Иван Федотович называет папу Изей, ему можно, они вместе горели в танке. Для мамы он — Исаак, для учеников — Игорь Борисович. Папа и Иван Федотович тянут, не хмелея, наливку и говорят о школе. Случаются и дамские невзгоды: буфетчица потягивает хлеб более приличного ей по должности.
Ранний зимний вечер. Папа с Иваном Федотовичем на кухне за столом. На столе графинчик с терновкой. Но им не пьется. Папа сидит, скособочившись, и глядит, кажется, только в собственные глаза. Иван Федотович монотонно гудит: Изя, ты завтра должен выступить, выступить и осудить. В райкоме на тебя зубы точат, ты единственный завуч — не член партии. Данилыч, падла, подзуживает, райкомовцев на тебя науськивает. Ты должен выступить, ничего от тебя не отвалится.

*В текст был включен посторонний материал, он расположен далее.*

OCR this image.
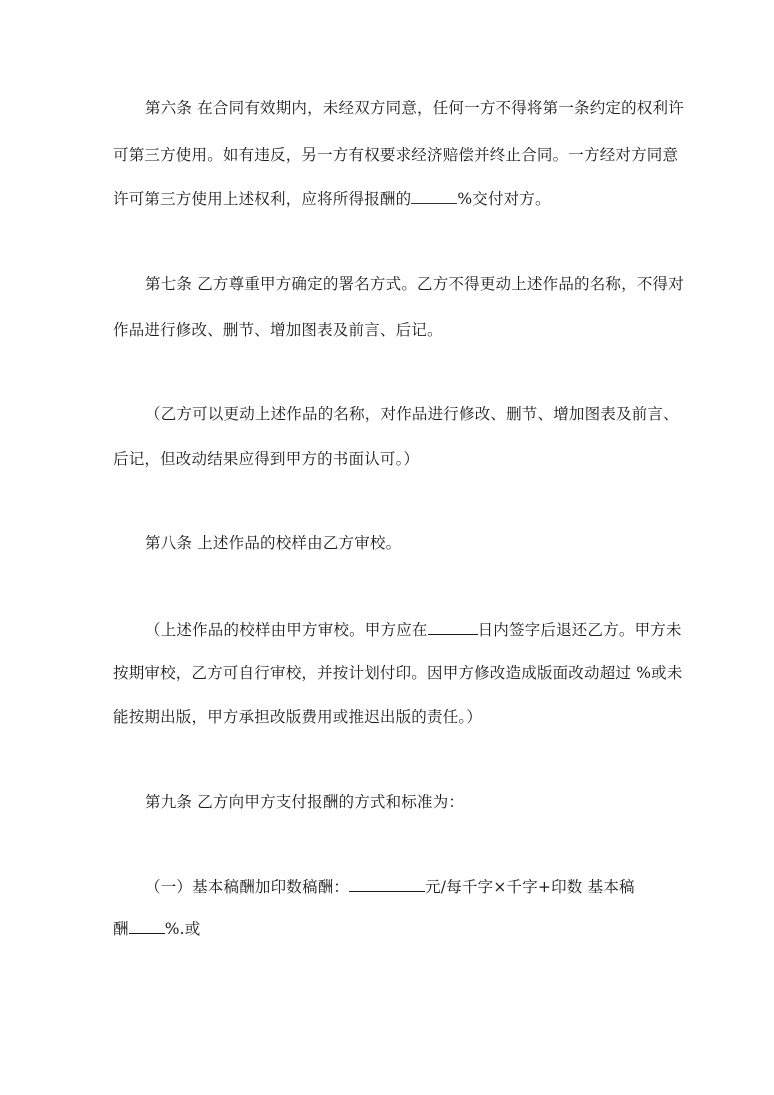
第六条 在合同有效期内，未经双方同意，任何一方不得将第一条约定的权利许
可第三方使用。如有违反，另一方有权要求经济赔偿并终止合同。一方经对方同意
许可第三方使用上述权利，应将所得报酬的	%交付对方。
第七条 乙方尊重甲方确定的署名方式。乙方不得更动上述作品的名称，不得对
作品进行修改、删节、增加图表及前言、后记。
（乙方可以更动上述作品的名称，对作品进行修改、删节、增加图表及前言、
后记，但改动结果应得到甲方的书面认可。）
第八条 上述作品的校样由乙方审校。
（上述作品的校样由甲方审校。甲方应在	日内签字后退还乙方。甲方未
按期审校，乙方可自行审校，并按计划付印。因甲方修改造成版面改动超过 %或未
能按期出版，甲方承担改版费用或推迟出版的责任。）
第九条 乙方向甲方支付报酬的方式和标准为：
（一）基本稿酬加印数稿酬：	元/每千字×千字+印数 基本稿
酬 %.或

Папа долго молчит. Потом тихо, чтобы я не слышал, говорит: Ваня, это бред сивой кобылы. Какие врачи-вредители? Херня на постном масле. Ваня, дома ты меня называешь Изей, а на работе Игорь Борисовичем. Тебя это не удивляет? В Сталинграде тебе не мешал Изя?
— Изя, при коммунизме ты опять станешь Исааком, я тебе обещаю, но завтра ты должен сказать.
— Нет, Ваня, Исааком я стану завтра и выступать не буду, хоть режь.
Назавтра назначена общая школьная линейка. Будут разоблачать врачей-вредителей, залечивших Максима Горького и товарища Жданова. Врачи-убийцы как-то непонятно связаны с нами: с папой, мамой и мной. И папе страшно. Все перевязано-перевито этим страхом. Жизнь проходит перед ужасом, тем более парализующим, что все о нем молчат, знают, но молчат.
Да и как не знать. Папин брат, дядя Пиня, был городским сумасшедшим. Несуразный, лопоухий, небритый юродивый, он в любую погоду носился по городу в рваном бушлате, размахивая руками и молотя околесицу. В центре города его все знали и подкармливали. Зимой прошлого года он забрел в столовку, где сердобольная кухарка налила ему тарелку молочной лапши. Вытирая рукавом бушлата слезящиеся с мороза глаза и сербая жидкое, дядя Пиня заявил, что молочную лапшу любит больше, чем Сталина. Ему вкатали пять лет лагерей. В столовке никого, кроме дяди Пини и добросердечной кухарки, не было.
Страх придавал жизни значительность, по ней будут потом тосковать опущенные передовой, горбачевской властью пенсионеры. Вселенский ужас имеет со мной дело, а стало быть, и я чего-то да стою. Оказывается, ужас если не лучше, так весомее Ничто.
Иван Федотович уходит, сердито ежась спиной. Папа сидит на кухоньке за столом. К нему подсаживается мама: Исаак, как решил, так и делай. Бог не по силам испытаний не посылает. В наш дом впервые впускают Бога.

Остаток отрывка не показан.